Role of antigen‐presenting cells in the polarized development of helper T cell subsets: evidence for differential cytokine production by Th0 cells in response to antigen presentation by B cells and macrophages

Abstract

Immune challenges can elicit polarized responses skewed towards the development of T helper type 1 (Th1) or Th2 T cell subsets. To determine if distinct antigen‐presenting cells (APC) populations might selectively influence Th subset development, we studied the role of two key APC populations, B cells and macrophages, in the differentiation of effector Th populations from naive precursor Th in vitro. Antigen (Ag)‐specific, naive CD4⁺ T cells were enriched from a mouse strain, AND, bearing a transgenic α/β T cell receptor (TCR) encoding reactivity with pigeon cytochrome c peptide 88‐104. Peptide Ag was used throughout these studies so that differences in the uptake and processing by the two APC populations would not influence the results.

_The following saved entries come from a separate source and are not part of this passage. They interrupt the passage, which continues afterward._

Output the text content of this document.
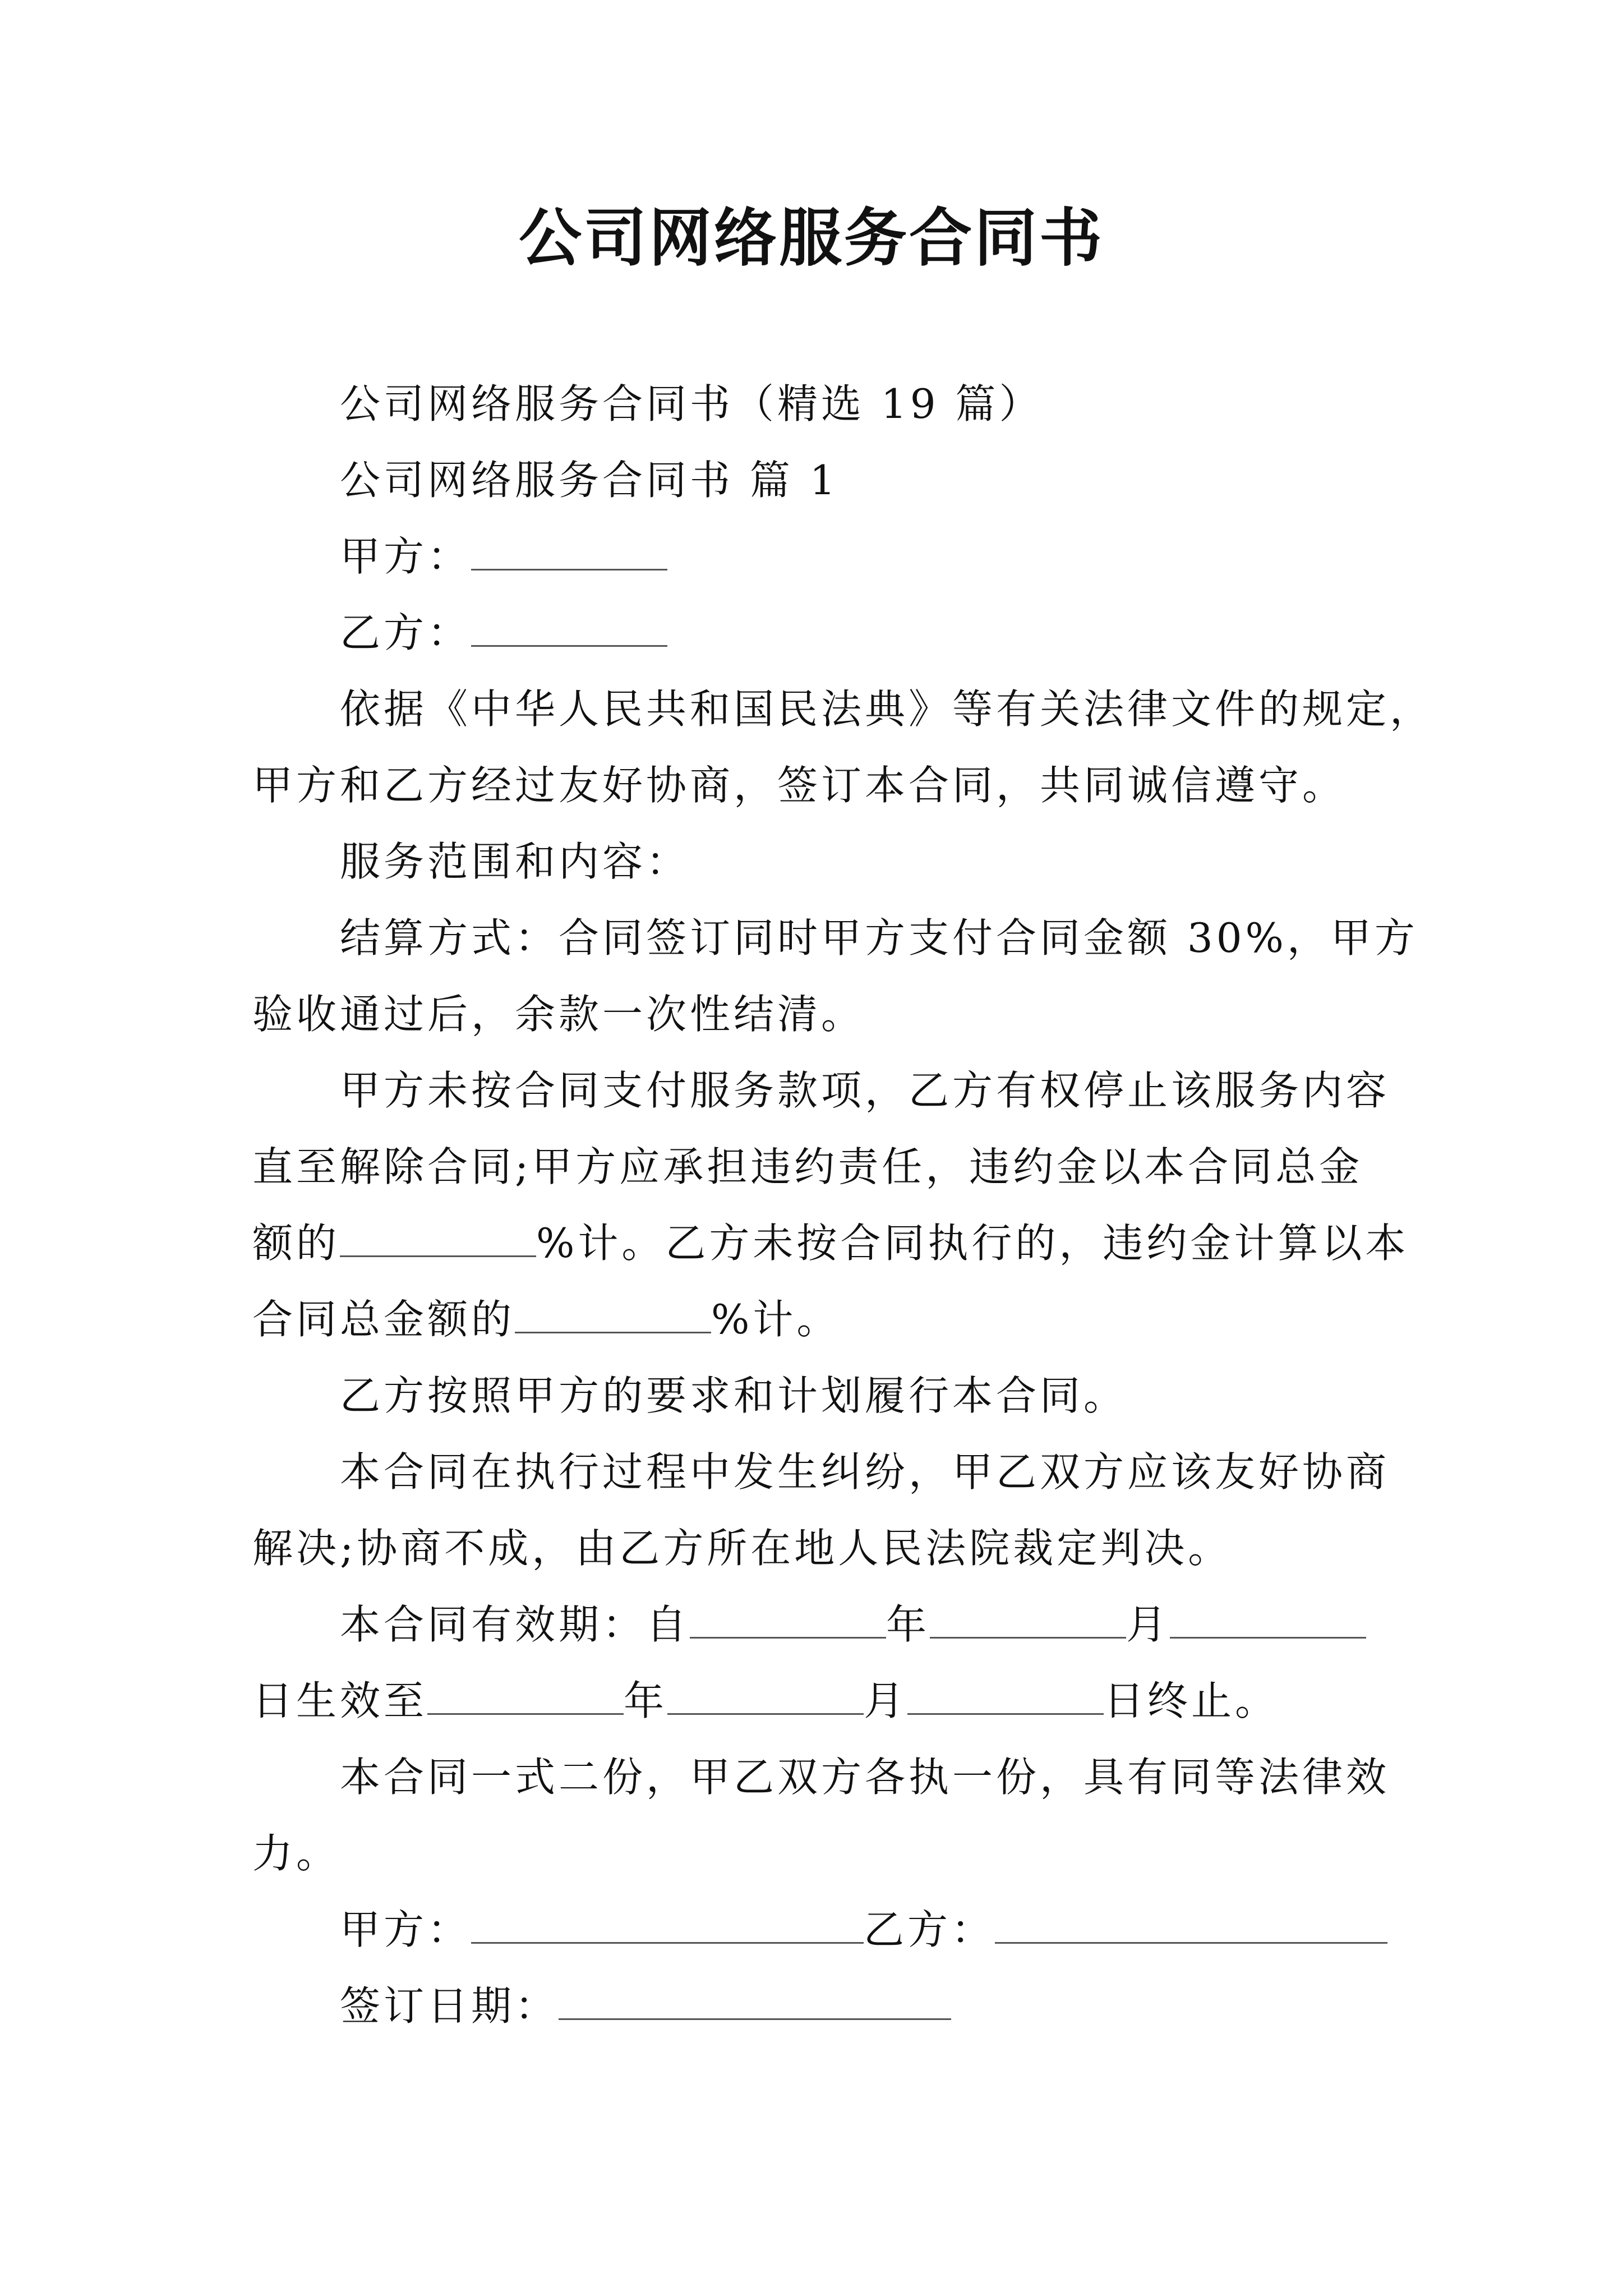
公司网络服务合同书
公司网络服务合同书（精选 19 篇）
公司网络服务合同书 篇 1
甲方：
乙方：
依据《中华人民共和国民法典》等有关法律文件的规定，
甲方和乙方经过友好协商，签订本合同，共同诚信遵守。
服务范围和内容：
结算方式：合同签订同时甲方支付合同金额 30%，甲方
验收通过后，余款一次性结清。
甲方未按合同支付服务款项，乙方有权停止该服务内容
直至解除合同;甲方应承担违约责任，违约金以本合同总金
额的	%计。乙方未按合同执行的，违约金计算以本
合同总金额的	%计。
乙方按照甲方的要求和计划履行本合同。
本合同在执行过程中发生纠纷，甲乙双方应该友好协商
解决;协商不成，由乙方所在地人民法院裁定判决。
本合同有效期：自	年	月
日生效至	年	月	日终止。
本合同一式二份，甲乙双方各执一份，具有同等法律效
力。
甲方：	乙方：
签订日期：
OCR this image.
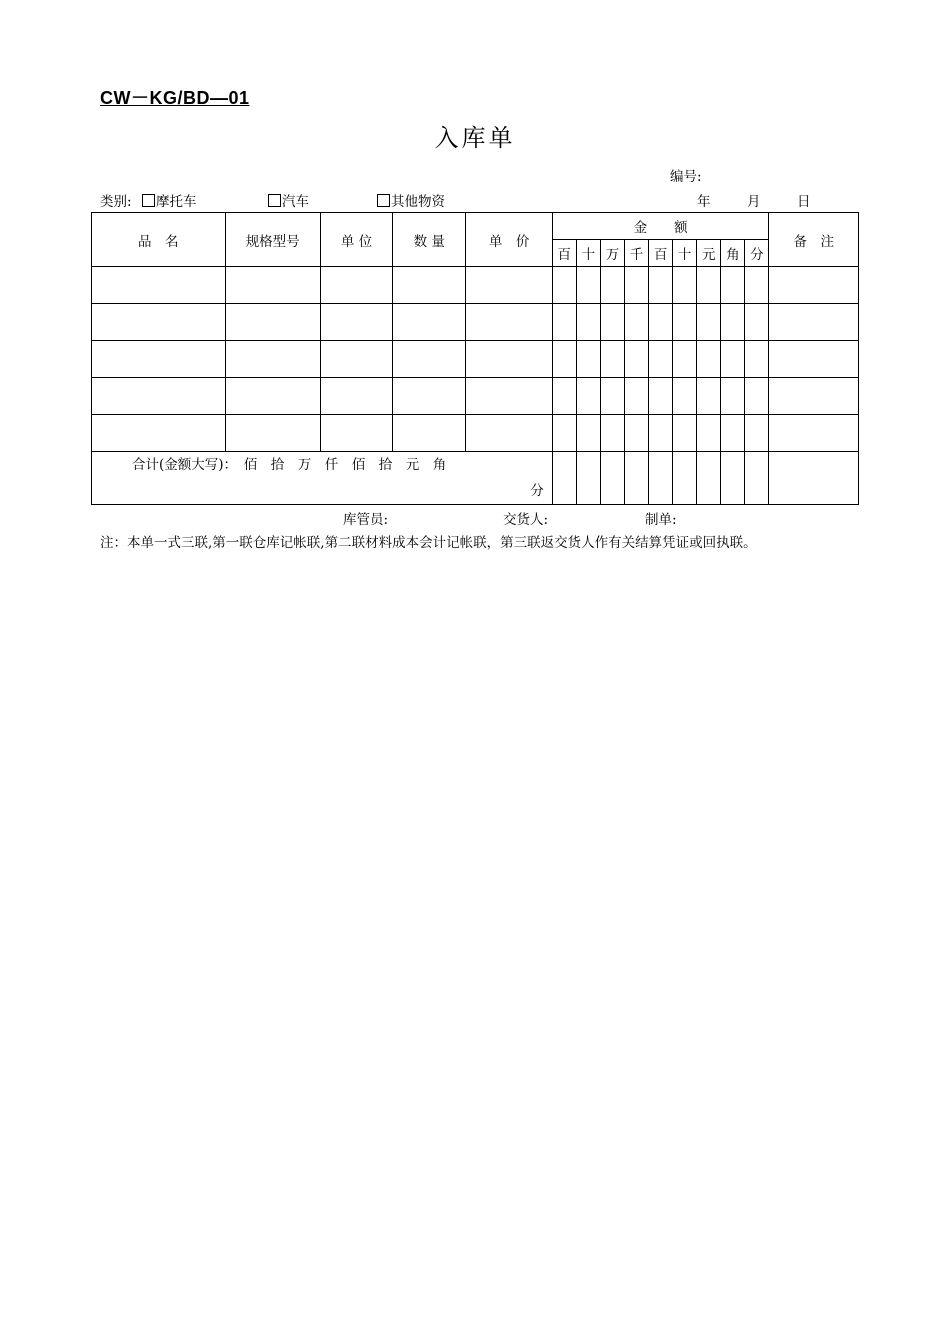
CW－KG/BD—01
入库单
编号:
类别:	摩托车	汽车	其他物资	年	月	日
品　名	规格型号	单 位	数 量	单　价	金　　额									备　注
					百	十	万	千	百	十	元	角	分	

合计(金额大写)：　佰　拾　万　仟　佰　拾　元　角
分														

库管员:	交货人:	制单:
注：本单一式三联,第一联仓库记帐联,第二联材料成本会计记帐联，第三联返交货人作有关结算凭证或回执联。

Both APC populations, activated B cells and bone marrow‐derived macrophages, supported the development of effector Th having the capacity to secrete high levels of cytokines when restimulated. Regardless of APC population present during effector development, exogenous interferon‐γ (IFN‐γ) and interleukin‐4 (IL‐4) had dominant effects on Th subset development. Thus, with both APC populations, effector Th generated in the presence of IFN‐γ acquired a Th1‐type cytokine profile, Th generated with IL‐4 acquired a Th2‐type cytokine profile, and Th generated without IFN‐γ or IL‐4 acquired a Th0‐type cytokine profile. B cells and macrophages also had equivalent APC function in the restimulation of Th1 and Th2‐like effectors, since only minor differences in cytokine production were noted for these effector populations when restimulated with the two APC populations. However, in 8 of 19 experiments, the Th0‐like effector population generated in the presence of IL‐2 differentially responded to restimulation with B cells and macrophages, secreting significantly more IFN‐γ when restimulated with B cells, and significantly more IL‐4 when restimulated with macrophages. We also found that Th effector populations recultured in IFN‐γ or IL‐4 assumed a more Th1 or Th2‐like phenotype, respectively, regardless of their initial cytokine profile. We conclude that through a subtle capacity to skew cytokine production by a Th0 subset, different APC may selectively influence Th subset development under conditions of prolonged or chronic stimulation in an autocrine fashion.